Indian venture capital firm Chiratae Ventures, which closed its fourth fund after increasing its size by a quarter, has marked the first close of its maiden growth fund.

The Chiratae Growth Fund – I has made the first close at Rs 759 crore, or a little over $90 million. The VC firm said it will close the fund by the end of this year with an oversubscription.

This fund was originally aiming at a corpus of Rs 750 crore and had a green-shoe option of another Rs 250 crore.

The new fund counts LPs such as Kris Gopalakrishnan Family Office, Choksi Family Office, SBI, and IIFL Wealth and Asset Management among others.

Growth funds are meant to be for late-stage startups who have scaled up and need capital to grow the business further. Early-stage VC firms, like Chiratae, have the option to participate in funding rounds at a later stage too but when the round size increases, it becomes difficult for smaller funds to pitch in even with a portion of their fund reserved for such follow-on rounds. As a result, they lose their pro-rata right to participate.

A separate growth fund would allow Chiratae to come in and invest even in larger-sized Series C and beyond funding rounds in existing portfolio firms as also other late-stage investment opportunities in new companies.

The new fund is sector-agnostic and is seeking to invest across 15-20 companies by 2025.

This comes just a year after its fourth fund—Chiratae’s largest—raised $337.37 million (Rs 2,500 crore then) from 245 investors. This is up from the target of $275 million that it hit in April.

Chiratae, which was formerly known as IDG Ventures India and rebranded in October 2018, had floated the fund in late 2019. The fund comprises two vehicles—one registered in Mauritius and the other domiciled in India.

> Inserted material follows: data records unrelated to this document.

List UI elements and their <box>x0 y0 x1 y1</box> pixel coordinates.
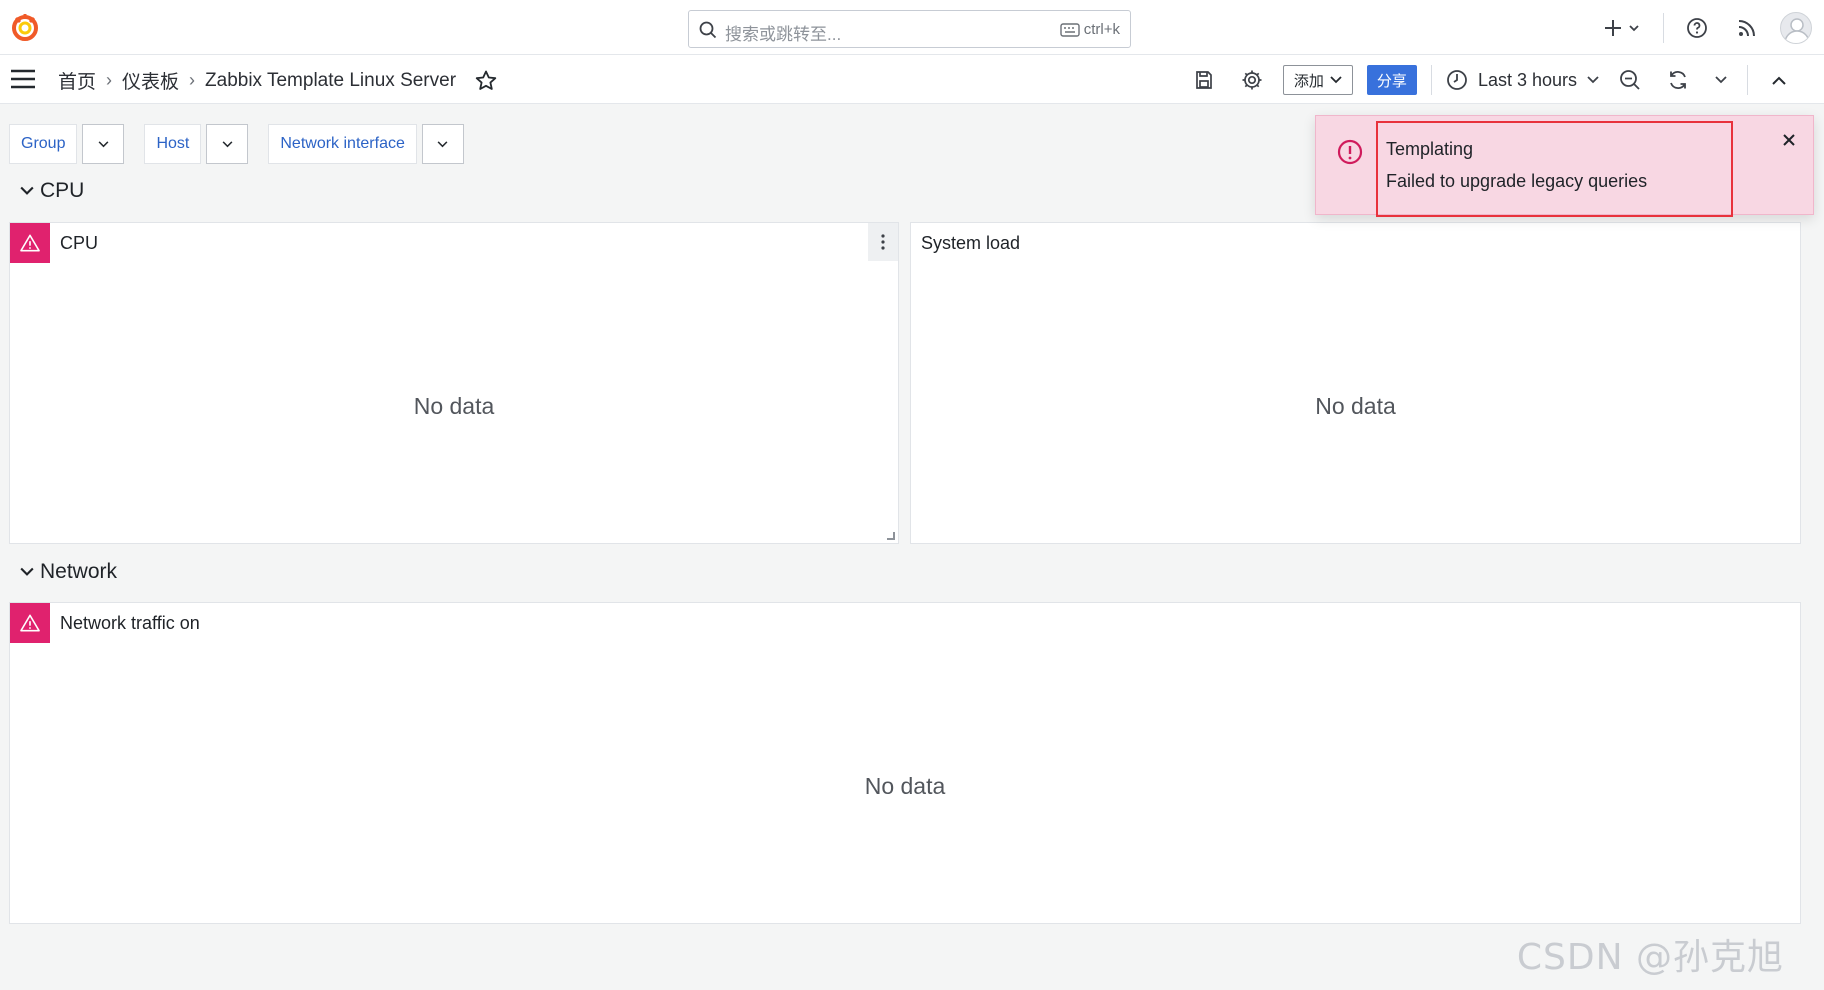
divider <box>1663 13 1664 43</box>
share-button[interactable]: 分享 <box>1366 65 1417 95</box>
save-icon <box>1196 71 1212 89</box>
row-header-network[interactable]: Network <box>20 560 117 584</box>
rss-icon <box>1738 20 1755 37</box>
zoom-out-button[interactable] <box>1613 63 1647 97</box>
divider <box>1747 65 1748 95</box>
panel-network-traffic[interactable]: Network traffic on No data <box>9 602 1801 924</box>
toast-title: Templating <box>1386 139 1474 159</box>
chevron-down-icon <box>20 567 34 576</box>
chevron-down-icon <box>98 140 109 147</box>
menu-toggle-button[interactable] <box>10 68 36 90</box>
save-dashboard-button[interactable] <box>1187 63 1221 97</box>
keyboard-icon <box>1060 22 1080 37</box>
chevron-down-icon <box>1715 76 1727 84</box>
variable-label-group: Group <box>9 124 78 164</box>
breadcrumb-separator-icon: › <box>189 70 196 90</box>
news-button[interactable] <box>1730 11 1764 45</box>
user-icon <box>1784 18 1810 43</box>
clock-icon <box>1447 70 1467 90</box>
panel-title: Network traffic on <box>60 613 200 633</box>
row-title: CPU <box>40 179 85 202</box>
refresh-button[interactable] <box>1661 63 1695 97</box>
breadcrumb-home[interactable]: 首页 <box>58 67 96 94</box>
plus-icon <box>1605 20 1639 36</box>
grafana-logo-icon[interactable] <box>10 12 40 42</box>
breadcrumb-separator-icon: › <box>106 70 113 90</box>
gear-icon <box>1242 70 1262 90</box>
panel-title: CPU <box>60 233 99 253</box>
panel-system-load[interactable]: System load No data <box>910 222 1801 544</box>
error-toast: Templating Failed to upgrade legacy quer… <box>1315 115 1814 217</box>
breadcrumb-current: Zabbix Template Linux Server <box>205 69 457 91</box>
row-title: Network <box>40 560 118 583</box>
no-data-message: No data <box>864 773 946 799</box>
no-data-message: No data <box>1315 393 1396 419</box>
chevron-down-icon <box>437 140 448 147</box>
star-icon[interactable] <box>474 69 498 93</box>
variable-label-host: Host <box>144 124 202 164</box>
chevron-down-icon <box>1330 76 1342 84</box>
dashboard-actions: 添加 分享 Last 3 hours <box>1187 62 1796 98</box>
toast-message: Failed to upgrade legacy queries <box>1386 171 1648 191</box>
time-range-picker[interactable]: Last 3 hours <box>1446 69 1599 91</box>
chevron-down-icon <box>222 140 233 147</box>
resize-handle-icon[interactable] <box>887 532 895 540</box>
error-icon <box>1336 138 1364 166</box>
variable-select-network-interface[interactable] <box>421 124 464 164</box>
hamburger-icon <box>11 69 35 89</box>
panel-menu-button[interactable] <box>868 223 898 261</box>
chevron-down-icon <box>20 186 34 195</box>
top-bar: 搜索或跳转至... ctrl+k <box>0 0 1824 55</box>
panel-cpu[interactable]: CPU No data <box>9 222 899 544</box>
grafana-app: 搜索或跳转至... ctrl+k 首页 › 仪表板 › Zabbix Templ… <box>0 0 1824 990</box>
chevron-down-icon <box>1587 76 1599 84</box>
add-button-label: 添加 <box>1293 72 1324 90</box>
variable-label-network-interface: Network interface <box>268 124 417 164</box>
close-icon <box>1783 134 1795 146</box>
dashboard-canvas: Group Host Network interface CPU CPU No … <box>0 104 1824 990</box>
chevron-up-icon <box>1772 76 1786 85</box>
time-range-label: Last 3 hours <box>1477 69 1577 90</box>
keyboard-shortcut: ctrl+k <box>1060 21 1120 38</box>
add-button[interactable]: 添加 <box>1282 65 1353 95</box>
variable-select-host[interactable] <box>206 124 249 164</box>
dashboard-settings-button[interactable] <box>1235 63 1269 97</box>
breadcrumb: 首页 › 仪表板 › Zabbix Template Linux Server <box>58 67 498 94</box>
new-menu-button[interactable] <box>1601 11 1647 45</box>
search-icon <box>699 21 717 39</box>
toast-highlight-box: Templating Failed to upgrade legacy quer… <box>1376 121 1733 217</box>
help-button[interactable] <box>1680 11 1714 45</box>
search-placeholder: 搜索或跳转至... <box>725 25 842 44</box>
panel-title: System load <box>921 233 1021 253</box>
shortcut-label: ctrl+k <box>1083 21 1120 38</box>
warning-icon <box>20 234 40 252</box>
user-avatar[interactable] <box>1780 12 1812 44</box>
panel-error-indicator[interactable] <box>10 603 50 643</box>
collapse-toolbar-button[interactable] <box>1762 63 1796 97</box>
watermark: CSDN @孙克旭 <box>1516 937 1784 978</box>
more-vertical-icon <box>881 234 885 250</box>
variable-select-group[interactable] <box>82 124 125 164</box>
breadcrumb-dashboards[interactable]: 仪表板 <box>122 67 179 94</box>
divider <box>1430 65 1432 95</box>
panel-error-indicator[interactable] <box>10 223 50 263</box>
zoom-out-icon <box>1620 70 1640 90</box>
row-header-cpu[interactable]: CPU <box>20 179 84 203</box>
top-right-actions <box>1601 10 1812 46</box>
search-input[interactable]: 搜索或跳转至... ctrl+k <box>688 10 1131 48</box>
refresh-icon <box>1670 71 1686 89</box>
no-data-message: No data <box>413 393 495 419</box>
warning-icon <box>20 614 40 632</box>
refresh-interval-button[interactable] <box>1709 63 1733 97</box>
dashboard-nav-bar: 首页 › 仪表板 › Zabbix Template Linux Server … <box>0 55 1824 104</box>
template-variables: Group Host Network interface <box>9 124 464 164</box>
help-icon <box>1687 18 1707 38</box>
close-toast-button[interactable] <box>1779 130 1799 150</box>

The VC firm had raised its first fund in 2006-2007, scooping up around $150 million. The second fund missed its target of $175 million and ended up collecting $95-100 million during 2012-2014. The third fund hit the final close in 2017 after securing capital commitments of $200 million.

The new fund invests in health-tech, fintech, agri-tech, consumer media, deep-tech and software-as-a-service companies. It began investing in 2019 and has backed companies such as CropIn, GoMechanic, Pando and Uniphore.

Overall, the VC firm has invested in around 100 companies over the past 16 years and has exited three dozen. Its portfolio also includes companies such as Curefit, FirstCry, Lenskart, Policybazaar and e-commerce firm Flipkart.